As humans were evolving in the plains of Africa, a different kind of evolution was taking place in Romania. The insectoid residents of Movile Cave were cut off from the outside world more than five million years ago, and that made for a very unusual ecosystem when the cave was discovered and opened up in the late 1980s. Movile Cave is believed to be the most isolated ecosystem in the world, and scientists are only just beginning to unravel its secrets.

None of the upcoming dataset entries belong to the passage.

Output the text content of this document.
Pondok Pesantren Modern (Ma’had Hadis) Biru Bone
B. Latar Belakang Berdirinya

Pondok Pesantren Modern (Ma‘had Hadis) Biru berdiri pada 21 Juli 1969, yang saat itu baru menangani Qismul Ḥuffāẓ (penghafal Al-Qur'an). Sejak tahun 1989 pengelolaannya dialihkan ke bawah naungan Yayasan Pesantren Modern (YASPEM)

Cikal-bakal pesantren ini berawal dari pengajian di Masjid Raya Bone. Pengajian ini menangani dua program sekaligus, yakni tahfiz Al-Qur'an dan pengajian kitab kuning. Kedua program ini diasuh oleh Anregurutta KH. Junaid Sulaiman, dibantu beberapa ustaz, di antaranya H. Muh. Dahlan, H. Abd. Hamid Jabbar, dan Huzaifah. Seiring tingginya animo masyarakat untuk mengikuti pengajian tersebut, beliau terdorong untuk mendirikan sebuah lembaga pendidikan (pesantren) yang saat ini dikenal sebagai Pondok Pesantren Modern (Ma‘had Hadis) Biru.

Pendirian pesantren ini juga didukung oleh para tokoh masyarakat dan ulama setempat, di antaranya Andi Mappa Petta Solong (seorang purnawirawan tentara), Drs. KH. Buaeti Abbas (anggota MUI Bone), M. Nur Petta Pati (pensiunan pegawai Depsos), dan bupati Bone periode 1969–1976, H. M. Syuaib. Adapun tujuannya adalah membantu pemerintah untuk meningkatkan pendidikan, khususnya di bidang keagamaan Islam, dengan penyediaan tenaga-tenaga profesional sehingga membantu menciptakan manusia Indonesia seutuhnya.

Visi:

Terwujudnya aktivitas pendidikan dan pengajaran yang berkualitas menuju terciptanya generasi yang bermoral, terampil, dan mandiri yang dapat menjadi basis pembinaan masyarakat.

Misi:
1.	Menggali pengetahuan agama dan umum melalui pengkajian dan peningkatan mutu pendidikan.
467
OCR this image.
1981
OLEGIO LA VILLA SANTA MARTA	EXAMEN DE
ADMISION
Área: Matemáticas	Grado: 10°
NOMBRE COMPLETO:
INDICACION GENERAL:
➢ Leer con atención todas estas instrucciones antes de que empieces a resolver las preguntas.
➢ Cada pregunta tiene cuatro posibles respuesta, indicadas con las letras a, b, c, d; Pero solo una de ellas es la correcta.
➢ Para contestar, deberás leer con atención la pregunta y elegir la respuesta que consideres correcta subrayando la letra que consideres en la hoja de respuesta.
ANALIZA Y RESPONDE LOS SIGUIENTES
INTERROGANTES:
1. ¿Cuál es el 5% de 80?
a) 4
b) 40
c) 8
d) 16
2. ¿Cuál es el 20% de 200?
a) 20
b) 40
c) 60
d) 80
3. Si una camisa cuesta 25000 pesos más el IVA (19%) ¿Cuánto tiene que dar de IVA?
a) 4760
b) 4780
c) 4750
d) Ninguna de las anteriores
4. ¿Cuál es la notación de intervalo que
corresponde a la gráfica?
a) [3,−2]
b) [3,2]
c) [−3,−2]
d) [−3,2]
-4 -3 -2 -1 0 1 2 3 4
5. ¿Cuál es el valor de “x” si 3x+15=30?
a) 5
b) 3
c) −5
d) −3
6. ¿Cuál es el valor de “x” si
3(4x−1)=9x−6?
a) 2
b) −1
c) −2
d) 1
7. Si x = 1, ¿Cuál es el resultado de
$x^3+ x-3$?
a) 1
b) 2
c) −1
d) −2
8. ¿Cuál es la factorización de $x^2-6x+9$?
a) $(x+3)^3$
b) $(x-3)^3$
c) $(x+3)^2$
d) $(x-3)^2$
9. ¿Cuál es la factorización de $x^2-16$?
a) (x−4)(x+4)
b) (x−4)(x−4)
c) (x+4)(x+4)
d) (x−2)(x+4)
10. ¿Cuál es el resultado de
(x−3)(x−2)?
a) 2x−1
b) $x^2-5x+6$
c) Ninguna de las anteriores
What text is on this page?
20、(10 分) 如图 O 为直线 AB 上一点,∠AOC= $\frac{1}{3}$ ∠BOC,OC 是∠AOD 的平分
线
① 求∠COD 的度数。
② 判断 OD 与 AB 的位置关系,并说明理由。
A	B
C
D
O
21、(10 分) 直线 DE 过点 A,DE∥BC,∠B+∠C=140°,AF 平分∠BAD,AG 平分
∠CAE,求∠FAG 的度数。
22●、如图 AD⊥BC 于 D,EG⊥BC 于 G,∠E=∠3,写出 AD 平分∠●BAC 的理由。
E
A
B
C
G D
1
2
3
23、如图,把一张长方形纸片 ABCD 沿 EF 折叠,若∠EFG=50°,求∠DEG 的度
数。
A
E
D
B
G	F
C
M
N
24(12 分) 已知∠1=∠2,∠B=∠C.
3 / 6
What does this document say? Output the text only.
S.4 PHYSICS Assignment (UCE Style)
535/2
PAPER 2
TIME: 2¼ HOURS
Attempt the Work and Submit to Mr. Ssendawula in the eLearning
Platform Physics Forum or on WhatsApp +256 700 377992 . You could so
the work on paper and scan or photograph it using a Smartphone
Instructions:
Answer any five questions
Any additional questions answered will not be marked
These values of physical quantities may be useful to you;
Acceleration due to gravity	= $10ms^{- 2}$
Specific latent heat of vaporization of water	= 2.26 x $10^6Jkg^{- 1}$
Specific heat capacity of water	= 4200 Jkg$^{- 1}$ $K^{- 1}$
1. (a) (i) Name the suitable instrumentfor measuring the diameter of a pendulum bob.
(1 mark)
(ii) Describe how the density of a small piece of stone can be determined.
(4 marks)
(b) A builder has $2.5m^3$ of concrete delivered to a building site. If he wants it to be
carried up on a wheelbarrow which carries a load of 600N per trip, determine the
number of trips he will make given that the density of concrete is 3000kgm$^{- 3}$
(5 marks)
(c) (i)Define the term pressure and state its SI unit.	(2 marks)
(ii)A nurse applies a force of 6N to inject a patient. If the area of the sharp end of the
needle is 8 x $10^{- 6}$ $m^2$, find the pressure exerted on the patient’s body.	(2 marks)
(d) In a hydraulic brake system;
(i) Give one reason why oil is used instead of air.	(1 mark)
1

It has taken years to begin cataloging the creatures in Movile Cave for several reasons. First, it’s a dangerous environment with a poisonous atmosphere. Getting into the cave requires some familiarity with spelunking and diving, too. You have to go down a narrow 20-meter shaft, then climb through tiny limestone tunnels before reaching the main cavern. The Romanian government has also been very selective about who is permitted in the cave for fear of upsetting the delicate ecological balance. Only a few dozen scientists have been allowed to visit.
The few who have ventured into Movile Cave have discovered it’s crawling with life — literally. The residents of Movile Cave are not concerned with the high levels of carbon dioxide and hydrogen sulphide in the air. With just half the usual concentration of oxygen, human visitors need breathing equipment to survive. The cave gets more crowded with insects the worse the air gets.
Most creatures in Movile Cave are believed to have arrived over five million years ago when limestone sealed the entrance. Most insects have since adapted to the complete darkness by losing their eyes and pigmentation. Many have also developed longer legs and antennae to feel around in the dark. There are unique species of spiders, waterscorpions (above), centipedes, pseudoscorpions (top), leeches (below), and more.
The ecosystem relies entirely upon chemosynthetic bacteria that extract carbon from the air without the aid of light. The most numerous bacteria use carbon dioxide, and others get their carbon from methane. The bacterial film on the water and walls is where all the nutrients enter this ecosystem, and it’s the only known example of such a system. Small animals eat the slime, and larger animals eat them.
Scientists are interested in the animals in the cave, of course, but the bacteria could provide hints to how life worked when Earth was young. With the high heat, toxic air, and low light, conditions are very similar to Earth billions of years ago. Some are also exploring the idea of repurposing these bacteria to fight global warming, as carbon dioxide and methane are the biggest culprits.